Resolution authorizing ‘limited’ U.S. role in Libya introduced in the Senate

Sen. John McCain (R-Ariz.) and Sen. John Kerry (D-Mass.) introduced a bipartisan resolution Tuesday authorizing the continued use of “limited” U.S. military force in Libya, further indication of the growing divide in the GOP overPresident Obama’s stance on the War Powers Act and the national security agenda.

McCain acknowledged the resolution was not “perfect” but said it reflected a necessary compromise — a position at odds with the Republican-led House, which has rebuked the Obama administration’s Libya policy and now is considering a possible halt of funds unless the White House seeks congressional approval for the military operation.

“It is time to send a message to our allies,” McCain said, “to [Moammar Kadafi] and to his opponents in Libya who are fighting for their freedom that there is strong bipartisan support in the Senate and among the American people for staying the course in Libya until we succeed.”
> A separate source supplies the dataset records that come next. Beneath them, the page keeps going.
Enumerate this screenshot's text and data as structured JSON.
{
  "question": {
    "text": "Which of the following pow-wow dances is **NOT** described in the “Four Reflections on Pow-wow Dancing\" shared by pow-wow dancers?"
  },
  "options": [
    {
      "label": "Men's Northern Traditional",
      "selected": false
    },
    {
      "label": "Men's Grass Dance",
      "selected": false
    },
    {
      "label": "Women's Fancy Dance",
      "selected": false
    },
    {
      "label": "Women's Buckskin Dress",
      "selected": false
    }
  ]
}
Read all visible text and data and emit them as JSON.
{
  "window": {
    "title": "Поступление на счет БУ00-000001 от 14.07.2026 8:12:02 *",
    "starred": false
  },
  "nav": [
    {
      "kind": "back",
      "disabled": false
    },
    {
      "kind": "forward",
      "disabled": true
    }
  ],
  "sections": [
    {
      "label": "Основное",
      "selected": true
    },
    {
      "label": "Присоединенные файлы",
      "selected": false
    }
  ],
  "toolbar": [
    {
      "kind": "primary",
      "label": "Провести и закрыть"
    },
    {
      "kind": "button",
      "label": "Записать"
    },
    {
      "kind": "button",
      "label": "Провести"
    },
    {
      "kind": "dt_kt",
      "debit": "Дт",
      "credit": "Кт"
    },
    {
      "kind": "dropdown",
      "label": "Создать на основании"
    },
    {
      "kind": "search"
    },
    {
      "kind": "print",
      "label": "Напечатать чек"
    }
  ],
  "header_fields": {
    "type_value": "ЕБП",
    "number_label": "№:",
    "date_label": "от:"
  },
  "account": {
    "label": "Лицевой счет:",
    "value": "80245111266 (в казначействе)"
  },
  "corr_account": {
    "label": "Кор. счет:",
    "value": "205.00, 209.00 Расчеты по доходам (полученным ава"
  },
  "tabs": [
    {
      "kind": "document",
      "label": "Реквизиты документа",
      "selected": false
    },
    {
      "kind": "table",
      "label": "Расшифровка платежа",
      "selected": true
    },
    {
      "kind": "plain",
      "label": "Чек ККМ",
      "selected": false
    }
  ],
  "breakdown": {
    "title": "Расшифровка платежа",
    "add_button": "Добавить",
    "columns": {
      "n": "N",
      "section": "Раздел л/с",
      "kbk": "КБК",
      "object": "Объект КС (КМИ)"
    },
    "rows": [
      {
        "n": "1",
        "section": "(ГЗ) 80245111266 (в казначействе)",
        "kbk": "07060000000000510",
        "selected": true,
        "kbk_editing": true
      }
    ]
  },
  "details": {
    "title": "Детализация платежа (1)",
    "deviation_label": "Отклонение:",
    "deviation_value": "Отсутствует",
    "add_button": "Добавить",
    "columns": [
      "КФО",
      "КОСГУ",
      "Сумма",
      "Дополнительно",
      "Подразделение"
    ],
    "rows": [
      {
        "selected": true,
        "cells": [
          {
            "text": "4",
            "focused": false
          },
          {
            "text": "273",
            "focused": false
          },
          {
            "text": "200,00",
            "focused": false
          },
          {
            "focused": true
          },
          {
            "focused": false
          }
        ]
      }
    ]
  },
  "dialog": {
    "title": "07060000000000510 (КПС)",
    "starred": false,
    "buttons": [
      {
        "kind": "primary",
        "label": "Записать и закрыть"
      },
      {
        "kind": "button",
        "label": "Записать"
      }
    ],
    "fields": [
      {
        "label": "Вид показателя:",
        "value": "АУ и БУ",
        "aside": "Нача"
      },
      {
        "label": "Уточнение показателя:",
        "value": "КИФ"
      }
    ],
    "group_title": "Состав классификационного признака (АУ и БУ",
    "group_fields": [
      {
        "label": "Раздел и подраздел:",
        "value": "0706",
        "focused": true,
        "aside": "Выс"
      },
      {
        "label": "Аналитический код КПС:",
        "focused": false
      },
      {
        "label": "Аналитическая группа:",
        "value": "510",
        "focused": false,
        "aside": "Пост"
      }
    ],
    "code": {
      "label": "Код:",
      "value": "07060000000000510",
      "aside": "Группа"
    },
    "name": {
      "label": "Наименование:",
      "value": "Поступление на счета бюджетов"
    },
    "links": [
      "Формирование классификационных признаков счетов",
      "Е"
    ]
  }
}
Kerry, the chairman of the Foreign Relations Committee, warned his colleagues not to regret that they had failed to support the U.S. role in the NATO-led effort in Libya.


“This is a resolution and a debate about what America stands for,” Kerry said. “Are we willing to stand up for our values and protect our interests? Are we willing to support the legitimate aspirations of the people of Libya?”

Congressional uneasiness with the cost and scope of the military operation has exposed a widening divide among Republicans as conservatives join the liberal left to criticize the president’s handling of the Libya campaign.

But Tuesday’s resolution also highlights the difference between the two chambers as the Democratic-led Senate has been less inclined to criticize the mission.